Viaje sin brújula

Aunque virtualmente todos entienden que comenzó hace tiempo la transición desde el kirchnerismo hasta el «ismo» siguiente, aún no se ha conformado ningún polo opositor que sea capaz de llenar el espacio dejado por la implosión de la popularidad de la presidenta Cristina de Kirchner y su marido hiperactivo, el ex presidente Néstor Kirchner. Como muchos han señalado, en las elecciones del 28 de junio no hubo ganadores evidentes. Puesto que por haber nacido en Colombia, Francisco de Narváez necesitaría una reforma constitucional para ser incluido en la lista de presidenciables, hubo un consenso de que los más beneficiados fueron Julio Cobos, Carlos Reutemann y Mauricio Macri, o sea dos dirigentes que no se habían postulado por ningún cargo electivo y un senador que a duras penas consiguió conservar lo que en las semanas previas a la jornada parecía ser una ventaja más que cómoda sobre su rival principal, Rubén Giustiniani, mientras que entre quienes más perdieron estuvo la líder de la Coalición Cívica, Elisa Carrió. Con todo, desde que se celebraron aquellas elecciones el panorama se ha complicado todavía más, ya que los supuestamente beneficiados por el voto han tenido que defenderse contra los interesados en hacerlos tropezar, Reutemann parece resuelto a cometer harakiri político y muchas alianzas que en teoría deberían haber servido para introducir cierto orden en el atomizado mundillo político nacional han resultado ser muy frágiles, lo que ha creado una situación que el ex presidente Kirchner ha sabido aprovechar.

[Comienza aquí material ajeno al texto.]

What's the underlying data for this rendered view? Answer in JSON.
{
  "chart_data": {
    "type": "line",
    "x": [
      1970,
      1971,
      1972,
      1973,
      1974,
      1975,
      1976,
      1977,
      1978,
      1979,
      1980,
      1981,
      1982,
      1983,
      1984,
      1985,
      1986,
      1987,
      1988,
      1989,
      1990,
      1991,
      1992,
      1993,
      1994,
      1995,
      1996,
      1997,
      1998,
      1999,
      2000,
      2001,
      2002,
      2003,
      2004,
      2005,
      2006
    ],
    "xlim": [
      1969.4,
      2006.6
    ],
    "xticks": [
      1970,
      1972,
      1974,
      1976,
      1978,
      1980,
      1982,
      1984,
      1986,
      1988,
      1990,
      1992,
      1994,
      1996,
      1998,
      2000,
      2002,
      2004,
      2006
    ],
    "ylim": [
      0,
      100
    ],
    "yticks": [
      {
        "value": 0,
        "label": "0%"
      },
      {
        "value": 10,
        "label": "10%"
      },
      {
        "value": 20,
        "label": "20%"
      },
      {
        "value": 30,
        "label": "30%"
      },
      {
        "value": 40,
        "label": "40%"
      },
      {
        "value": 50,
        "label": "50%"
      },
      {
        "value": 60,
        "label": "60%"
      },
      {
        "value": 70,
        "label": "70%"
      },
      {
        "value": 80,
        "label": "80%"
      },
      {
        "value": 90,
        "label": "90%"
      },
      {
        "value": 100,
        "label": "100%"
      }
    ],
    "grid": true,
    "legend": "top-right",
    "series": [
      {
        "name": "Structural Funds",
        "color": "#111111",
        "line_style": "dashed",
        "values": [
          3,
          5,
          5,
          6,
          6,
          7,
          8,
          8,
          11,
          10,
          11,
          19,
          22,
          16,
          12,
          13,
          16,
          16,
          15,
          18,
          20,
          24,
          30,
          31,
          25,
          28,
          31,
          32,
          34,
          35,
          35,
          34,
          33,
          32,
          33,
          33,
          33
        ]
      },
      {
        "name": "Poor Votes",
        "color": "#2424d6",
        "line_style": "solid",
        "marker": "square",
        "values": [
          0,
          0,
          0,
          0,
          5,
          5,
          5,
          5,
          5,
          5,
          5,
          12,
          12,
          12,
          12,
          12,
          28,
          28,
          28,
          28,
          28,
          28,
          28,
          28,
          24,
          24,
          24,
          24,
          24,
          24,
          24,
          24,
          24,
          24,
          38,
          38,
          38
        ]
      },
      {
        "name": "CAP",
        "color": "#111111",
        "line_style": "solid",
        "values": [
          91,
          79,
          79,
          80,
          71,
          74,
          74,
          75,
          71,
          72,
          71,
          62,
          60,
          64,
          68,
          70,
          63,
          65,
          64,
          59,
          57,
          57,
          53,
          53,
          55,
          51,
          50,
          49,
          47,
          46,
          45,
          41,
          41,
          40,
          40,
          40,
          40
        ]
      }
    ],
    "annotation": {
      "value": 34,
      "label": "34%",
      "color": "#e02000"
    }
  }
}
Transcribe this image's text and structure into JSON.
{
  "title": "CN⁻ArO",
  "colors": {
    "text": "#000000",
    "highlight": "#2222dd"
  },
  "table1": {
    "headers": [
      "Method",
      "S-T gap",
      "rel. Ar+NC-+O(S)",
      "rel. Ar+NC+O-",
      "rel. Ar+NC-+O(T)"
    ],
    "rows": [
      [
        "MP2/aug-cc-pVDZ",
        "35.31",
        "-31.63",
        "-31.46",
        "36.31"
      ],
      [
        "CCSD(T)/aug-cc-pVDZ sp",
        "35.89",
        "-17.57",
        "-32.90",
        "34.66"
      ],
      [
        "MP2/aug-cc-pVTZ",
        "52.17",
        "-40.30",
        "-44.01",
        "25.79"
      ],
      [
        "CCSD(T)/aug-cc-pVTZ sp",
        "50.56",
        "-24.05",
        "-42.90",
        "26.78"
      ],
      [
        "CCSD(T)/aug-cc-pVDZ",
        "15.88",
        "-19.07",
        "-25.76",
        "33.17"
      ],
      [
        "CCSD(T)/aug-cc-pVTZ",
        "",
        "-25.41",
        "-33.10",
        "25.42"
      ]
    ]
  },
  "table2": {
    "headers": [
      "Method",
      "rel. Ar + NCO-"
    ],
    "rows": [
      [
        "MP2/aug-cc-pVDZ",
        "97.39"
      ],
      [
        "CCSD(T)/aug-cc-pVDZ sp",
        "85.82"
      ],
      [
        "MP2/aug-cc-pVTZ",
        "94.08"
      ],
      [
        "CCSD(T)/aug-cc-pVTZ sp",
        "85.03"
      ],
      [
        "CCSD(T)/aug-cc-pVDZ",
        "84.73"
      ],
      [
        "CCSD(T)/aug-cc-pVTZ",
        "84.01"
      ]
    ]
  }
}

Entre los máximos responsables de sembrar confusión está, cuando no, el senador Reutemann. A diferencia de otros aspirantes a la presidencia, le gusta hacerse rogar: para desconcierto de sus simpatizantes cada tanto deja saber que le atormentan dudas en cuanto a la conveniencia de arriesgarse postulándose. Y como si no fuera suficiente su costumbre de expresar sus opiniones con laconismo exasperante, de suerte que ni siquiera sus allegados saben lo que tiene en mente, acaba de estallar de ira de modo tan violento que en una cultura política menos tolerante de los desvaríos que la nuestra ya no tendría ninguna posibilidad de triunfar en una elección presidencial. De tomarse al pie de la letra el exabrupto escatológico con el que reaccionó frente a «la traición» de la senadora Roxana Latorre, Reutemann ya se hubiera borrado de la lista de precandidatos presidenciales, pero peronistas disidentes como De Narváez y Jorge Busti parecen convencidos de que aún está en carrera.

Una consecuencia acaso inevitable de la fragmentación enfermiza que es la característica más llamativa del orden político actual, uno en que ninguna agrupación puede contar con el apoyo de mucho más del 30% del electorado, es que todo depende de la evolución de la imagen personal de los presuntamente presidenciables, los que, además de Reutemann, Cobos y Macri, incluyen al ex gobernador bonaerense Felipe Solá, el actual, Daniel Scioli, y también, si bien por diversas razones por ahora parecen tener pocas posibilidades, Carrió y el gobernador santafecino Hermes Binner. Según Reutemann, el ex presidente provisional Eduardo Duhalde sería un candidato natural, pero, como sin duda comprende, el que conforme a los sondeos la mitad de la población se negaría a votar por él debería bastar como para eliminarlo. En cuanto al ex presidente Kirchner, parecería que ha logrado convencerse de que, merced a la falta de alternativas claras, podría volver a triunfar si se presentara en el 2011, pero puesto que de acuerdo con una encuesta reciente le sería difícil alcanzar el tres por ciento de los votos en una elección presidencial, es de suponer que sus afirmaciones en tal sentido son bravuconadas formuladas con el propósito de impedir que sus adictos lo abandonen por completo antes de tiempo. Nuestras perspectivas políticas, pues, siguen siendo sumamente inciertas debido a la ausencia de partidos coherentes y de liderazgos evidentes. Puede que la situación así supuesta favorezca a los Kirchner, que están esforzándose por ampliar las grietas que ya existen, tentando a personas como la senadora reutemista Roxana Latorre a alejarse de quien había sido su apadrinador, pero no favorece en absoluto al país que continuará a la deriva hasta consolidarse la fuerza que por fin reemplace a la construida por Néstor Kirchner.